Related Topics: #Brumby-14B-Base #Qwen-3 #Power Retention #transformer #attention-free #fine-tuning #pre‑training #Manifest AI

Can a single technique cut costs? Brumby-14B-Base, a Qwen3 variant, applies Power Retention to sidestep the expense of full‑scale training. The model reuses weights from its predecessor, a strategy Buckman calls a critical accelerant for new model adoption.

Yet the article notes that Brumby couldn't be trained from scratch for that price, underscoring the financial barrier that Power Retention seeks to lower. By building on existing architecture, the approach leans on the attention mechanism that has defined every major LLM since 2017. However, the broader impact remains uncertain; it's unclear whether other developers will replicate the method or if performance trade‑offs will emerge.

The technique offers a pragmatic shortcut, but without independent benchmarks the claim of cost efficiency lacks external validation. In practice, the result is a model that appears to achieve comparable capability while avoiding the full training bill. Whether this will reshape development pipelines or stay a niche solution is still an open question.

Further Reading

Common Questions Answered

What is the Power Retention method used in Brumby-14B-Base?

Power Retention is a technique that re‑uses the weight matrix from an earlier generation model and fine‑tunes it for a new task set. By avoiding a full‑scale pre‑training run, it dramatically reduces computational cost while preserving performance.

Why does Buckman consider Power Retention a critical accelerant for new model adoption?
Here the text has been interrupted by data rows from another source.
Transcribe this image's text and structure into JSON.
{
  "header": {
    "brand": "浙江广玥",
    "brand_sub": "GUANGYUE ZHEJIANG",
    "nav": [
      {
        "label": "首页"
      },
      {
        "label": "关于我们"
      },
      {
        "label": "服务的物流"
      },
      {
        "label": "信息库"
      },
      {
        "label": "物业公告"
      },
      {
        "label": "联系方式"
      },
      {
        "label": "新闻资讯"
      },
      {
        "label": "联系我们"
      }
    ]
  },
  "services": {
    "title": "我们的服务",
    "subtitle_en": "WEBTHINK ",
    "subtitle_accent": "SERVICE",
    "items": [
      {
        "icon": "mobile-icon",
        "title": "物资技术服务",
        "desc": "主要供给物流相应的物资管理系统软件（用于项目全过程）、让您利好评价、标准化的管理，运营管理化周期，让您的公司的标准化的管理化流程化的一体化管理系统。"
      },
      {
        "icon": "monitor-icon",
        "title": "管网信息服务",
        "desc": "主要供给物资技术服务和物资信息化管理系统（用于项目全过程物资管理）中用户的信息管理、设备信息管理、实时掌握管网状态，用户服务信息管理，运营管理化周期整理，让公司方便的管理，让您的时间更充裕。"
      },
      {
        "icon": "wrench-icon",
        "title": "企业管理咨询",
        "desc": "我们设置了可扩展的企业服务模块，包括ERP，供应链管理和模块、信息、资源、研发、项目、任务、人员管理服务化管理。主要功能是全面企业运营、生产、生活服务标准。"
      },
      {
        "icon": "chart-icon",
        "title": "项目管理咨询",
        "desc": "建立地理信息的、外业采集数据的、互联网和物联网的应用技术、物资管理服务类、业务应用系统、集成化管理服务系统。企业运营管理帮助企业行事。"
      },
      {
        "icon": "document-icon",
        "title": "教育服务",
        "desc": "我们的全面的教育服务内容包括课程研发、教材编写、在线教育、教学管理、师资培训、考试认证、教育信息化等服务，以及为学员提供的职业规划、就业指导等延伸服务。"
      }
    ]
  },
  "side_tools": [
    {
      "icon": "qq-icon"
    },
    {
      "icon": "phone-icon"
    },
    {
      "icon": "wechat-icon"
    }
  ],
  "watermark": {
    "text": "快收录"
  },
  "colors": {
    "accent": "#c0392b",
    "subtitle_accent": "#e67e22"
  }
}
Buckman argues that building on the weights of a previous architecture speeds up development and lowers financial barriers, enabling faster adoption of novel modeling paradigms. This accelerant effect is especially important for attention‑free systems trying to match transformer performance.

How does Brumby-14B-Base compare to training a Qwen‑3 model from scratch in terms of cost?

The article states that Brumby‑14B‑Base could not be trained from scratch for the same price, highlighting the prohibitive expense of full‑scale training. Power Retention allows the model to achieve comparable results at a fraction of the cost.

What does the article suggest about the performance of attention‑free systems versus transformers?

It suggests that attention‑free systems, when using techniques like Power Retention, can catch up to transformer performance while requiring orders‑of‑magnitude less investment. This challenges the notion that transformers are the only viable high‑performance architecture.